We’ve spoken about this issue before and he’s given some context to why he acts like this, some past traumas, so I’m absolutely willing to give him some leeway on his auto-reactions. But I’m not sure I can just roll over and accept that I can never ask him any questions he deems ‘prying’.

He rarely apologises after the fact and most of the time when I bring up in the moment that his reaction upsets me he basically just tells me I’m overreacting or I already know why he does it or he’s just in a bad mood.

I feel like if he reacted negatively and then apologised afterwards or even just genuinely acknowledged the fact that his reaction wasn’t ideal then I could feel better about it.

What’s the best way to deal with this going forward?
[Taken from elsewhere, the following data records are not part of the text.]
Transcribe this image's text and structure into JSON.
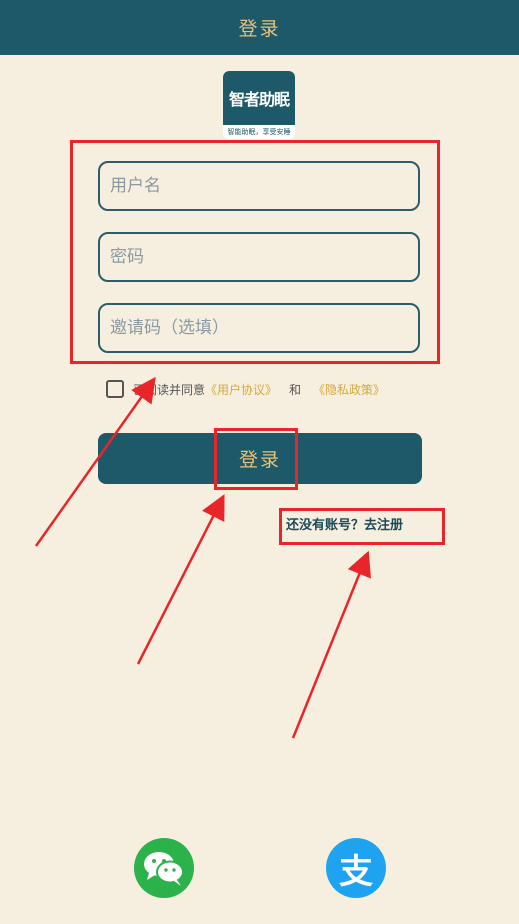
{
  "header": {
    "title": "登录"
  },
  "logo": {
    "name": "智者助眠",
    "slogan": "智能助眠，享受安睡"
  },
  "form": {
    "username_placeholder": "用户名",
    "password_placeholder": "密码",
    "invite_placeholder": "邀请码（选填）"
  },
  "agreement": {
    "prefix": "已阅读并同意",
    "user_agreement": "《用户协议》",
    "and": "和",
    "privacy_policy": "《隐私政策》"
  },
  "login_button": {
    "label": "登录"
  },
  "register_link": {
    "label": "还没有账号？去注册"
  },
  "social_login": {
    "items": [
      "wechat-icon",
      "alipay-icon"
    ],
    "alipay_glyph": "支"
  },
  "colors": {
    "primary": "#1d5968",
    "accent": "#e8c27a",
    "background": "#f6efdf",
    "annotation": "#e8262a"
  }
}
I feel like I’ve already explained how it affects me and what I want from him but nothing seems to get better.

TLDR – partner either gets annoyed or refuses to answer me when I ask him questions. How am I supposed to approach this?

8 comments
  1. He said you were overreacting.

    Which is what he is doing.

    If he can’t improve this auto reply thing, then he has a long term problem OR he is hiding something. Which is it?

  2. Your feelings are valid and he really needs to be more considerate. From the sounds of it he just plain mean. Sometimes people get this way when they are hiding something, maybe guilt. Therapy may help.
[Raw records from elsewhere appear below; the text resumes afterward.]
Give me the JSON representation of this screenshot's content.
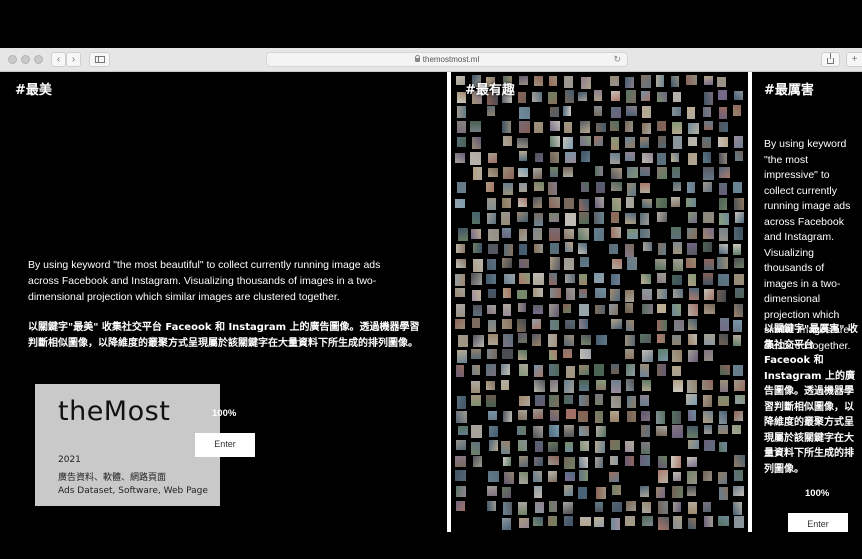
{
  "browser": {
    "url": "themostmost.ml",
    "back_glyph": "‹",
    "forward_glyph": "›",
    "reload_glyph": "↻"
  },
  "panels": {
    "left": {
      "tag": "#最美",
      "description_en": "By using keyword \"the most beautiful\" to collect currently running image ads across Facebook and Instagram. Visualizing thousands of images in a two-dimensional projection which similar images are clustered together.",
      "description_zh": "以關鍵字\"最美\" 收集社交平台 Faceook 和 Instagram 上的廣告圖像。透過機器學習判斷相似圖像，以降維度的叢聚方式呈現屬於該關鍵字在大量資料下所生成的排列圖像。",
      "progress": "100%",
      "progress_value": 100,
      "enter_label": "Enter"
    },
    "middle": {
      "tag": "#最有趣"
    },
    "right": {
      "tag": "#最厲害",
      "description_en": "By using keyword \"the most impressive\" to collect currently running image ads across Facebook and Instagram. Visualizing thousands of images in a two-dimensional projection which similar images are clustered together.",
      "description_zh": "以關鍵字\"最厲害\" 收集社交平台 Faceook 和 Instagram 上的廣告圖像。透過機器學習判斷相似圖像，以降維度的叢聚方式呈現屬於該關鍵字在大量資料下所生成的排列圖像。",
      "progress": "100%",
      "progress_value": 100,
      "enter_label": "Enter"
    }
  },
  "card": {
    "title": "theMost",
    "year": "2021",
    "categories_zh": "廣告資料、軟體、網路頁面",
    "categories_en": "Ads Dataset, Software, Web Page"
  },
  "colors": {
    "background": "#000000",
    "card": "#c9c9c9",
    "chrome": "#e6e6e6",
    "text": "#ffffff"
  }
}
  3. You’re being understanding of his “trauma” but h/ not treating his trauma. He excuses his behavior and blames you for it.

    What are you willng to accept? In perpetuity?

    Also all of this doesn’t read like something from the past but that he’s actively keeping secrets now

  4. I don’t have any more insight into this than what’s in this post, but it sounds like he is just over your questions. I feel like I would be the same way if someone asked me about. Every. Single. Little. Thing. I’m getting claustrophobic just reading this post. It sounds suffocating, honestly.

  5. Having past trauma is not a reason to take it out on other people. He should address his past trauma with the help of a therapist, it’s not your fault. Having past trauma is an explanation WHILE he finds better mechanisms to cope with it, and never, justification. If he won’t do anything to work on his issues, you might not be compatible long term.

  6. Wait, you would question where he’s going, what he’s doing when he would leave the room? Is this something that has happened for awhile? He’s questioned when he leaves your sight? Oooh wait, you’ve changed that to only when he goes to the office? You do know people in a relationship don’t really become one? A couple equates to two individual people. I don’t see these as conversation starters, it read to me as ~why aren’t you going to be my side or at least in my ear shot.

  7. Part of me thinks he’s up to something but part of me feels he’s getting claustrophobic. Asking someone where they’re going when they leave the house is casual but do you actually ask him what room he’s headed to every time he leaves the room you’re in? That would drive me a little crazy.